The reasons for migration reflect inequality from different perspectives, whether due to economic factors or because people are fleeing political repression, because they seek access to quality education, because they hope to find societies that are more open to sexual diversity or less aggressive towards women, because they aspire to spaces where the law is respected and justice is achieved by legal means, because they feel underestimated in their places of origin or simply because they build ideals of improvement that are not always real. In addition, it is common for environmental factors, natural disasters and environmental deterioration to affect the vulnerable population directly, prompting them to migrate.
But escaping from these situations is not always easy or even possible. Migrants face an unimaginable series of difficulties. Many of them are victims of violence, discrimination and xenophobia, of smugglers and coyotes, they are easy targets for organized crime and human trafficking, others find themselves dying as a result of diseases, lack of access to food and health services. , due to weather conditions or the strenuous physical effort that constant mobility entails.

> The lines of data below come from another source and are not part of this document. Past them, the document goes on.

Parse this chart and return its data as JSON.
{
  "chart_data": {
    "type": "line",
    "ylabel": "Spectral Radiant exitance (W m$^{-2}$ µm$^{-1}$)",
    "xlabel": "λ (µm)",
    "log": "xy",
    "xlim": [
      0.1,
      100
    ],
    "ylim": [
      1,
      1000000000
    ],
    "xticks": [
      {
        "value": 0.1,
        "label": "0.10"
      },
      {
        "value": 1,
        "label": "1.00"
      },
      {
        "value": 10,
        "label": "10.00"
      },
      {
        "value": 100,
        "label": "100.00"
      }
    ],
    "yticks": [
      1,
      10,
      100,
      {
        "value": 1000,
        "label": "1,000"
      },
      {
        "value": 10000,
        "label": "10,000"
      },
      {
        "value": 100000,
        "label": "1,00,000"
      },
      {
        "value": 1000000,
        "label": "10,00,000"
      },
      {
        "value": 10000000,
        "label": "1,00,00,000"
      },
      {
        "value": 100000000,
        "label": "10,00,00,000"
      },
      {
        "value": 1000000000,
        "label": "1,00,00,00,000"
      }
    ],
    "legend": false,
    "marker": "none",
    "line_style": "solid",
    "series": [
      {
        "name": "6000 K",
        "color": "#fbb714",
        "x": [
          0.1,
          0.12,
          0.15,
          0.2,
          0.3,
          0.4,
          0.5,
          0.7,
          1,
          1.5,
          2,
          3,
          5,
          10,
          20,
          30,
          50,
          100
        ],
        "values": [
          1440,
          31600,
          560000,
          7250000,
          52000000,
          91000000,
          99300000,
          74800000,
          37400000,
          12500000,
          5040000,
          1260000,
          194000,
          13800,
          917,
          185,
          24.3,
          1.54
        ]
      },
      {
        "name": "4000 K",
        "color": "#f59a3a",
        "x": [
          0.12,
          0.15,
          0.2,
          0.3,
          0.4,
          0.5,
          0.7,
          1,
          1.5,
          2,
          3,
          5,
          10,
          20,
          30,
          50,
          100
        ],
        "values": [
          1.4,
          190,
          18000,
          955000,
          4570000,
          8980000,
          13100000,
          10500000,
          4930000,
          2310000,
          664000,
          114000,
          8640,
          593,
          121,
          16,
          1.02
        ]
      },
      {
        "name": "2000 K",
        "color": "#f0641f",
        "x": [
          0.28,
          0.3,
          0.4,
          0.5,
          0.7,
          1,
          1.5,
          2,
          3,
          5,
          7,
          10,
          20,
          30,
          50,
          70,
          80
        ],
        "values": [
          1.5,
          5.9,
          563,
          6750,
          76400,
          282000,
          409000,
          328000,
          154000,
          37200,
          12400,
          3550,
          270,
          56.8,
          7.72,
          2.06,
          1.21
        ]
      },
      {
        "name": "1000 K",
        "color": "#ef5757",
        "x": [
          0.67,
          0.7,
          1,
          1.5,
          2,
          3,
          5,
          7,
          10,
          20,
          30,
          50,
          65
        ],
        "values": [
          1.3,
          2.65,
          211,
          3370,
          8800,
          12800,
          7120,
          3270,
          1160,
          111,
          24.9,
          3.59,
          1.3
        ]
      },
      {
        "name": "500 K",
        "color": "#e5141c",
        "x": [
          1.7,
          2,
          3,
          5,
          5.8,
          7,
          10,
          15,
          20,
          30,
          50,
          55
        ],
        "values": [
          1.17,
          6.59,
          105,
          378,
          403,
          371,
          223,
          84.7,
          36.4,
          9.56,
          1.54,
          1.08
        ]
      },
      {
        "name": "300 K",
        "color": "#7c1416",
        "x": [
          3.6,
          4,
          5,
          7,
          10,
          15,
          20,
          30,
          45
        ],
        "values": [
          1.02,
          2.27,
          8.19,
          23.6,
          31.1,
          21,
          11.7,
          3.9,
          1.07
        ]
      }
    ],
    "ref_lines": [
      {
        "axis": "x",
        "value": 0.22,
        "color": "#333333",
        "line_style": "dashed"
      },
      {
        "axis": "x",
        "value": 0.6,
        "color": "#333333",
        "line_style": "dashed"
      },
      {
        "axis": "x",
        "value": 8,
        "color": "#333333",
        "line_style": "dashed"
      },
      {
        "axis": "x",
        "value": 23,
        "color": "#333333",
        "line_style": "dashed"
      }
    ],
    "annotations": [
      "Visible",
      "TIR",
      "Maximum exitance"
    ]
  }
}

Emotional factors are often not considered, but require more attention, as leaving one's place of origin or family could be enough to affect mental health.
In addition, most migrants do not reach legal status, therefore they arrive in places where they have to face constant persecution, lack of access to services, dealing with cultural and language barriers, with exclusion and lack of rooting. Many migrant communities come together at host sites in an attempt to preserve their identity, but despite their mutual support, they are rarely well received by local people. Pretexts used to justify violence and hate speech are common, as well as blaming migration for the lack of services and job opportunities.
Unfortunately, the global migration crisis does not seem to be coming to an end, above all because inequalities, far from being eliminated, are worsening, because violence has not been eradicated and because mobility tends to be considered a form of escape and hope for families. . The situation should call us to empathy, to be aware of the discourses that could replicate xenophobia and discrimination and, above all, to a constant analysis of the conditions that produce migration, always valuing human dignity and celebrating the wealth of our differences.
manchamanteles
And with the voice of the poets, let's give two farewells to those who leave.
*The first of Borges:
Between my love and I they have to rise
three hundred nights like three hundred walls
and the sea will be a magic between us.
There will only be memories.
Oh worthwhile afternoons,
hopeful nights of looking at you,
fields of my way, firmament
What am I seeing and losing...
Ultimate as a marble
Your absence will sadden other afternoons.
*The second of Pizarnik:
An abandoned fire kills its light.
A bird in love raises its song.
So many hungry creatures in their silence
and this little rain that accompanies me.
narcissus the obscene
And he left and his ship called loneliness and on his chest he drew lobsters and he could not return.